Allah’ın cezası
pek yaramaz, şirret.
(birine) ceza kesmek
görevli, para cezası yazmak.
Ceza almak
cezalandırılmak.
Ceza çekmek
1) hapiste yatmak: hırsızlıktan üç ay ceza çekti. 2) manevi bakımdan işlenen suçun ağırlığını çekip sıkıntı ve üzüntü içinde kalmak.
Ceza görmek
kendisine ceza verilmek, cezalandırılmak.
Ceza vermek
1) cezalandırmak; 2) para cezası ödemek.
Ceza yemek
cezalandırılmak.
Cezasını bulmak
hak ettiği kötü sona uğramak: ‘hasretten lime lime olmuş zavallı kalbinle oynayanlar cezalarını buldular.’ -h.
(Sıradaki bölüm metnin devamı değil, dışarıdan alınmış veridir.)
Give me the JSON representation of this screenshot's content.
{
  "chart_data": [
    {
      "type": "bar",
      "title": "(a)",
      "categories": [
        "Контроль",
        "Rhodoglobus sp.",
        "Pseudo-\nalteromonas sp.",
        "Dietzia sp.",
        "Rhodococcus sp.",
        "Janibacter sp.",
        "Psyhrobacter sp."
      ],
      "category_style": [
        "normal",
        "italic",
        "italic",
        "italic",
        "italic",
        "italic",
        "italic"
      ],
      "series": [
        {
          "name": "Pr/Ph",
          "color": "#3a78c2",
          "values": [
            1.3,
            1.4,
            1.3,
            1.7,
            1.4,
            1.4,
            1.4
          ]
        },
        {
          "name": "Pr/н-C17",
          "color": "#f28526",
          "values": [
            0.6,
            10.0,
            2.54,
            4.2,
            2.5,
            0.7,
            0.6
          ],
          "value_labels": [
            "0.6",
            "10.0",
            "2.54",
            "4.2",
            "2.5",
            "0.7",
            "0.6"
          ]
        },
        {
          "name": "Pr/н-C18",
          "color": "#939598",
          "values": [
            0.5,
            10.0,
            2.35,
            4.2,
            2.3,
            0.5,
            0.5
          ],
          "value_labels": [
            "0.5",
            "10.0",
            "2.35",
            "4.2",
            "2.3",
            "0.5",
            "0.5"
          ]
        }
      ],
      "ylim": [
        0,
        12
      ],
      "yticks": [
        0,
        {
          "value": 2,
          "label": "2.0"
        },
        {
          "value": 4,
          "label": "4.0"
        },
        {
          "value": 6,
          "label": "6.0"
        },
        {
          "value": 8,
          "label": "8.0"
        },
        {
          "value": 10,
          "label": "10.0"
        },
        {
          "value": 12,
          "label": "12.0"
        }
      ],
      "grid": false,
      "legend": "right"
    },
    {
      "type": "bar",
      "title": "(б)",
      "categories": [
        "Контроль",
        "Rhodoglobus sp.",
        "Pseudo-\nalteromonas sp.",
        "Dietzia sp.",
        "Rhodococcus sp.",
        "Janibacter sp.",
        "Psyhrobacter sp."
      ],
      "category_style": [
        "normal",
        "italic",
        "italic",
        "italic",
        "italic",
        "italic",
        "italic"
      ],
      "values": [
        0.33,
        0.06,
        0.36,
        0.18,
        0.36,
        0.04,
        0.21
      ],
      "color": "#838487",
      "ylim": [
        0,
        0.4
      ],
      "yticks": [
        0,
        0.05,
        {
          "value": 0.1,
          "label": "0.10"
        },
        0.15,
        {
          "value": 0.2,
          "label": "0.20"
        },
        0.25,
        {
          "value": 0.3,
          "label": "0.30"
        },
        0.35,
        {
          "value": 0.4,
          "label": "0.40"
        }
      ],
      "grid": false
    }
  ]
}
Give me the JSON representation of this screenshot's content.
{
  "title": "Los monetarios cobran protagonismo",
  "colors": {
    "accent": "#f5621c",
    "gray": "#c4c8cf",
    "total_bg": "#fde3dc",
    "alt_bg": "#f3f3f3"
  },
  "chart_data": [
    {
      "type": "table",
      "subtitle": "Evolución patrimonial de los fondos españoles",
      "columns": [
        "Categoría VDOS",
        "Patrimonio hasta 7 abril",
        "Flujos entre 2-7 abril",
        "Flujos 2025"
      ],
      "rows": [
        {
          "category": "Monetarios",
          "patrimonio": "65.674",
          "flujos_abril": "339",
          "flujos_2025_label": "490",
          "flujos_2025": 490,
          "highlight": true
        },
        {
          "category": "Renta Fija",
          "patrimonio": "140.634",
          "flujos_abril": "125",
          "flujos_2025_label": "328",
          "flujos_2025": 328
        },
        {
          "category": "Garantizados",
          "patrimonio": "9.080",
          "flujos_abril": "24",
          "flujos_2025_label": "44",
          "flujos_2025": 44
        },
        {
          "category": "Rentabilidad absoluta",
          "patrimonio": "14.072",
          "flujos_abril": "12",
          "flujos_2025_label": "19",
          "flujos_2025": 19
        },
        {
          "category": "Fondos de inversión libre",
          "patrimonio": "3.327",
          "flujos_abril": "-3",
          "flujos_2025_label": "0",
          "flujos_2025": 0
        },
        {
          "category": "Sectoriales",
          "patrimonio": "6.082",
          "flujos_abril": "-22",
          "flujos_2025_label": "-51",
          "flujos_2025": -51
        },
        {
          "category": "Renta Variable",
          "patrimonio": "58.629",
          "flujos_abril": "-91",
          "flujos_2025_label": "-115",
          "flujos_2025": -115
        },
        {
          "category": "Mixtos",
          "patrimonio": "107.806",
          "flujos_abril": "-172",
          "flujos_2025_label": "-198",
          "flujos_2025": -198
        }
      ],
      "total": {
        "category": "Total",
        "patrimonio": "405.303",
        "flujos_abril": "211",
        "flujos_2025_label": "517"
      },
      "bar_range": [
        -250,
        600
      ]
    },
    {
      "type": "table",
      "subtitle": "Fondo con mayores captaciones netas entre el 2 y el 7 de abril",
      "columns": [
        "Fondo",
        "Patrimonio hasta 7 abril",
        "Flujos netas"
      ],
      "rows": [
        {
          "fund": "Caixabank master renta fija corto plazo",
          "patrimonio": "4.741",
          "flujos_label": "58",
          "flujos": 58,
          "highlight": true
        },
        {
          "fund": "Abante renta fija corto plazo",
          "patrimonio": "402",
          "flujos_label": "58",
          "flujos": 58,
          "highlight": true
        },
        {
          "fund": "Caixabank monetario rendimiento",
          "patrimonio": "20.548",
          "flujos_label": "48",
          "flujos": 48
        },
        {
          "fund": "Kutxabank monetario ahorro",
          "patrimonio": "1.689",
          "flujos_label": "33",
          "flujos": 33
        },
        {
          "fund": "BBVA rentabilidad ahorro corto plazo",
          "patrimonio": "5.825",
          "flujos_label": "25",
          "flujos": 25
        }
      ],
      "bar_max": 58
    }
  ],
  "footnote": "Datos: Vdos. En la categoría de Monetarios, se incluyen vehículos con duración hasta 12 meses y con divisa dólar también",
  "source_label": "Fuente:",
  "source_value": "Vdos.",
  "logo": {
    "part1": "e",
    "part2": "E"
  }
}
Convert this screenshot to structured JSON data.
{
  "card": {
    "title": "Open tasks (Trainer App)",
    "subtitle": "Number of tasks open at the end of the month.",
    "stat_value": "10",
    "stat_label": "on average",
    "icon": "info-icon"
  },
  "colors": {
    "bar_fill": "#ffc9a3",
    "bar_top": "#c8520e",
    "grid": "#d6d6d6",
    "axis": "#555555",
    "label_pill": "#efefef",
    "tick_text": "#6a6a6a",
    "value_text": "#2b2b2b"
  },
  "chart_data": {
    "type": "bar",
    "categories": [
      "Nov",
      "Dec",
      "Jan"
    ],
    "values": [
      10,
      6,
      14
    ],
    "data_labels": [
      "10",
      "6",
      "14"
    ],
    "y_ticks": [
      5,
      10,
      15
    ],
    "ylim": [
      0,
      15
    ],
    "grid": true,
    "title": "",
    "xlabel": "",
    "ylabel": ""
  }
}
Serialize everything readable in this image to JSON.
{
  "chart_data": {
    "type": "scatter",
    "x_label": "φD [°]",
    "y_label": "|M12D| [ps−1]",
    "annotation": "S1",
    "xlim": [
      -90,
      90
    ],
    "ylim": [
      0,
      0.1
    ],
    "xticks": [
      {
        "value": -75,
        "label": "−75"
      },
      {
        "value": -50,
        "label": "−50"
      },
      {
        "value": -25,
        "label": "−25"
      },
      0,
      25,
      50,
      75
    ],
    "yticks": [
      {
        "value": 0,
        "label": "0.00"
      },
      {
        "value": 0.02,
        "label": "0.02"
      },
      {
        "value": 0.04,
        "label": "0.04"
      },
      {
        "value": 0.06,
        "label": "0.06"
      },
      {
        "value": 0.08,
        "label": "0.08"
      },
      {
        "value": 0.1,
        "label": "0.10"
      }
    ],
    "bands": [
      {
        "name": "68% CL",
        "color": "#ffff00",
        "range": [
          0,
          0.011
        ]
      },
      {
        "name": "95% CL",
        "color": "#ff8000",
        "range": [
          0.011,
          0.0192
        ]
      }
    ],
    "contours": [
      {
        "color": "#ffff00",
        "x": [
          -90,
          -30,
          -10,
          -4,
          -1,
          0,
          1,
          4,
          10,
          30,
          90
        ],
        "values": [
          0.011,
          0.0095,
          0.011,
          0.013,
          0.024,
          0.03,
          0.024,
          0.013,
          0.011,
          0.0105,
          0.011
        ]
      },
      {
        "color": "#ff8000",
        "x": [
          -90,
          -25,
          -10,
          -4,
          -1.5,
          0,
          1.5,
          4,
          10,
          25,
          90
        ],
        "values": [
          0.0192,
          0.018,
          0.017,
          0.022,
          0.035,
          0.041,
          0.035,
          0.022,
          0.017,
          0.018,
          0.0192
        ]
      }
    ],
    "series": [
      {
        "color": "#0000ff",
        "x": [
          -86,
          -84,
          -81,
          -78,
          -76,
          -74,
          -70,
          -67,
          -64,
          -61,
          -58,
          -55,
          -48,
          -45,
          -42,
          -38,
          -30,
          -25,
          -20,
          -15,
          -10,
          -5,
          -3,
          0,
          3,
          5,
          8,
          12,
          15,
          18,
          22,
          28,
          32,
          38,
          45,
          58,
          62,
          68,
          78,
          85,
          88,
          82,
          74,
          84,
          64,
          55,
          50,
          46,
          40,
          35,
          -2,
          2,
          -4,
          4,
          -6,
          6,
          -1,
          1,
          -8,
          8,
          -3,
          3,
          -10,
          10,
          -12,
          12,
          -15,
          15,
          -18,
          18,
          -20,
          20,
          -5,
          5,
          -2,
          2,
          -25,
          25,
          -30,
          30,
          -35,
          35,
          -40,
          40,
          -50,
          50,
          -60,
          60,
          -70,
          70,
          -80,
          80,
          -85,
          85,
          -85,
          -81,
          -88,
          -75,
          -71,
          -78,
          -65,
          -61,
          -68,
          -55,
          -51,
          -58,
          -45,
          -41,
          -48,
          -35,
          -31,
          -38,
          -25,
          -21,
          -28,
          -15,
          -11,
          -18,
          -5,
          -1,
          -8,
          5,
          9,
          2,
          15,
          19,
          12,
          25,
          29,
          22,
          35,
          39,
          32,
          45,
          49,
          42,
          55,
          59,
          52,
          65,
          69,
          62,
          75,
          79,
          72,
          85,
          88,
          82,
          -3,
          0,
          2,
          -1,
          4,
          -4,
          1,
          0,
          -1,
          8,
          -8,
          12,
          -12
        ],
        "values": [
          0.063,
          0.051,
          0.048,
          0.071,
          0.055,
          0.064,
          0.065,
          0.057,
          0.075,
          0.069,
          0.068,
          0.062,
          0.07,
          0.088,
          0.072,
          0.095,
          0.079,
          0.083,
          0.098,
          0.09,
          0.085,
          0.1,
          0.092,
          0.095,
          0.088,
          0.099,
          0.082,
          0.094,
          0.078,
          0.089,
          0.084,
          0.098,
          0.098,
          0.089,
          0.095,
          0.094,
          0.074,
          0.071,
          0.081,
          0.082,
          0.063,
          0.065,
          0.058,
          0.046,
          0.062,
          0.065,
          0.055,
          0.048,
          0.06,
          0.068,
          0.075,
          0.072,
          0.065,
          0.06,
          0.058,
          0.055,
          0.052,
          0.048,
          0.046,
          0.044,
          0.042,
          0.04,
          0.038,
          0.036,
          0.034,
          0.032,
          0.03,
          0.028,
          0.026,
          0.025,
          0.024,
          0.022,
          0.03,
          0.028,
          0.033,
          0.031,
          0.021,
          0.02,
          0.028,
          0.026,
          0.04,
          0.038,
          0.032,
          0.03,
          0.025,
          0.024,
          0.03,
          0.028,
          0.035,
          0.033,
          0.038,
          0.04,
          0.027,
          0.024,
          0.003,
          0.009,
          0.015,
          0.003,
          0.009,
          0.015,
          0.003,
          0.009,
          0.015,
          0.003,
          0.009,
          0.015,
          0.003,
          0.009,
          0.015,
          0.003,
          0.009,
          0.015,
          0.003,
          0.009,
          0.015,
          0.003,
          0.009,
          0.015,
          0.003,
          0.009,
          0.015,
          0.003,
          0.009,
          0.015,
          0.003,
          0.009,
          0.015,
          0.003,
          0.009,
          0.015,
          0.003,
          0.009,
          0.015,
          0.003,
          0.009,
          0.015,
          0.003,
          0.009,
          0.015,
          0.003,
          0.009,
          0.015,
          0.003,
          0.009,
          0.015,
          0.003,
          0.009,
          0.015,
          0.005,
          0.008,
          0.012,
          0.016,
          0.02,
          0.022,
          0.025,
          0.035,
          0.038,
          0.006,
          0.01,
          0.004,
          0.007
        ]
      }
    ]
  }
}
E. Adıvar.
Cezasını çekmek
1) yaptığı bir kusur veya tedbirsizliğin zararına uğramak: ‘bu haylazlığının cezasını çeker.’ -p. Safa. 2) hükmedilen cezayı bitirmek.
Cezaya çarptırmak
cezalandırmak: ‘seni yalana tövbe ettirecek bir cezaya çarptırmalıyım.’ -r. H. Karay.
Dilinin cezasını (belasını) çekmek (bulmak)
ölçüsüz, düşüncesiz konuşma yüzünden zarar görmek.